Now, I have a reasonable hypothesis that there exists some $x=c_1x_1+c_2x_2+…+c_kx_k$, that can be proven to be a common eigenvector of $\mathscr{F}$. I've tried some approaches to prove it but all failed.
Do you guys believe it's true? And if it is true then how do I prove it?
Best Answer
Eureka! I figured it out! It's quite silly because in fact I was so close.
So yes, my hypothesis is true.
Actually, Since $W_1=\{c_1x_1+c_2x_2+...+c_kx_k|c_i\in\mathbb{C}\}$ is obviously a subspace of $W_0=\mathbb{C}^n$, and we can easily deduce (same approach as the first part of my proof) that $Bx\in W_1$ as long as $x\in W_1$, we obtain that $B$ is $W_1$-invariant, or we can say $B$ is also a linear transformation on $W_1$, so that there are $k$ eigenvalues of $B$ in $W_1$.

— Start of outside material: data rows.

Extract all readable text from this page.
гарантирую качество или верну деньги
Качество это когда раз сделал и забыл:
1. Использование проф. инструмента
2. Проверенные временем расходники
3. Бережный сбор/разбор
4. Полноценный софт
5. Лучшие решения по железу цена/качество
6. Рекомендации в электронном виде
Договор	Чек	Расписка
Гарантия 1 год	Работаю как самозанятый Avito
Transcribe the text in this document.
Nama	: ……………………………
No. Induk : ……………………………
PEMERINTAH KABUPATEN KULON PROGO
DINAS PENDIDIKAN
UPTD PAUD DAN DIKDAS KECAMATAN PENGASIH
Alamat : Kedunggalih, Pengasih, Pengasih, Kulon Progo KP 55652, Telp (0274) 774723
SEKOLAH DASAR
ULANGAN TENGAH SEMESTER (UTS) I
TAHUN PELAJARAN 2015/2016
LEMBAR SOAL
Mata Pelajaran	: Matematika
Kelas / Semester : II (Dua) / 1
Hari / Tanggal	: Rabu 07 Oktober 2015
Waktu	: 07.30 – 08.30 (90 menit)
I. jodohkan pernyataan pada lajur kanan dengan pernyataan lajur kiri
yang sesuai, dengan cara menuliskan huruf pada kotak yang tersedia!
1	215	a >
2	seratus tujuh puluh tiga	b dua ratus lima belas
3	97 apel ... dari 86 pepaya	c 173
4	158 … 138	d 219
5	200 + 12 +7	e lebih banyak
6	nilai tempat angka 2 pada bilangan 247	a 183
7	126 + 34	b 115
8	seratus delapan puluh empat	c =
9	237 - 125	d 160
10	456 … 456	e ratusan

Now, pick one of them, say $\lambda_B$. As we can clearly see it's the first part of my proof all over again. For any $C\in\mathscr{F}$, we can get a new subspace $W_2\subseteq W_1\subseteq W_0$, that $C$ is $W_2$-invariant, and go ahead we get $W_3\supseteq W_4\supseteq ...$
Note that, $W_0$ has a finite dimension $n$, and every time we have $1\le\dim{W_{i+1}}\le\dim{W_i}$ so there gotta be a subspace $$W_\infty=\bigcap_i{W_i}$$ with $\dim{W_\infty}\ge1$, that $\forall x\in W_\infty(x\ne 0)$ is an common eigenvector of all the matrices in $\mathscr{F}$.
As inspired by Matt.E's answer in that question, we know that $\forall A\in\mathscr{F}$, if $A$ has $k$ eigenvalues, then there are at least $k$ common eigenvectors in $\mathscr{F}$. Simply because we can do the same process for each of its eigenvalues.